Cette indemnisation record place l’affaire Ageli parmi les plus retentissantes du Royaume-Uni en matière de droit du travail. Au-delà des chiffres, elle expose les mécanismes d’une exploitation professionnelle insidieuse, où la loyauté d’un salarié s’est transformée en piège juridique pour son employeur. Car si Mossadek Ageli a renoncé pendant des années à ses droits, il n’a jamais cessé de les documenter avec une précision qui allait sceller son triomphe judiciaire.

Image d'illustration © TopTenPlay
Image d’illustration © TopTenPlay

La Mécanique Implacable D’une Exploitation Professionnelle

Au départ, la renonciation était volontaire.
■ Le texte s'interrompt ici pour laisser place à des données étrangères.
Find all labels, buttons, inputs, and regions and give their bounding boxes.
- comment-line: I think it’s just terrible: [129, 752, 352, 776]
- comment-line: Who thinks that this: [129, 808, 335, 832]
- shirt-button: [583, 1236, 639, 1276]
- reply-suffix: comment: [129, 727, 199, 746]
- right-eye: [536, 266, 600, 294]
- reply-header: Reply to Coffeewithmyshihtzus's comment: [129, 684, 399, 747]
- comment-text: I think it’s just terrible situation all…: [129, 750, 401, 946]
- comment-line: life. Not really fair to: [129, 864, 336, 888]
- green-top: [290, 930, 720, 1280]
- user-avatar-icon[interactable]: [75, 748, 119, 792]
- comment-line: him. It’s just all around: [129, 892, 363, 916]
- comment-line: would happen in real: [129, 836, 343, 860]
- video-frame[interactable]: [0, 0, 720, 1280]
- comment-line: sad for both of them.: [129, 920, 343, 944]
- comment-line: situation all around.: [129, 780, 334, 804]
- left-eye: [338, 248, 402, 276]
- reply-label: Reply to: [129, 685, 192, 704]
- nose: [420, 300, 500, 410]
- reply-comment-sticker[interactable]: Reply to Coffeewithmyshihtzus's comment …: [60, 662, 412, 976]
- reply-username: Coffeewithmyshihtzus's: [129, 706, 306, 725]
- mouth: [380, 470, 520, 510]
Entre 1987 et 1988, Mossadek Ageli choisit de sacrifier ses vacances pour maintenir Sabtina Ltd à flot. Lui et son assistant personnel constituent alors les seuls employés à temps plein. Une situation qui, selon le tribunal, « devait les contraindre à travailler sans interruption pour assurer le bon fonctionnement de l’entreprise ».

Mais ce qui devait être temporaire s’est mué en système. Entre 1988 et 1996, 200 jours de congés lui sont purement et simplement refusés. Paradoxalement, son quota grimpe de 30 à 45 jours annuels peu après cette période. Une augmentation théorique : dans les faits, impossible d’en profiter.

La clé du piège réside dans son statut d’unique signataire de l’entreprise pendant plus de deux décennies. Chaque transaction, chaque décision administrative requiert sa présence. L’organigramme squelettique de Sabtina Ltd transforme ainsi un droit contractuel en fiction juridique. Les congés existent sur le papier, disparaissent dans la pratique.

Cette mécanique révèle une forme d’emprise insidieuse : l’employeur n’a jamais formellement annulé les vacances inscrites au contrat. Il a simplement rendu leur exercice structurellement impossible, comptant sur la loyauté du salarié pour perpétuer un déséquilibre devenu, avec le temps, une véritable dette.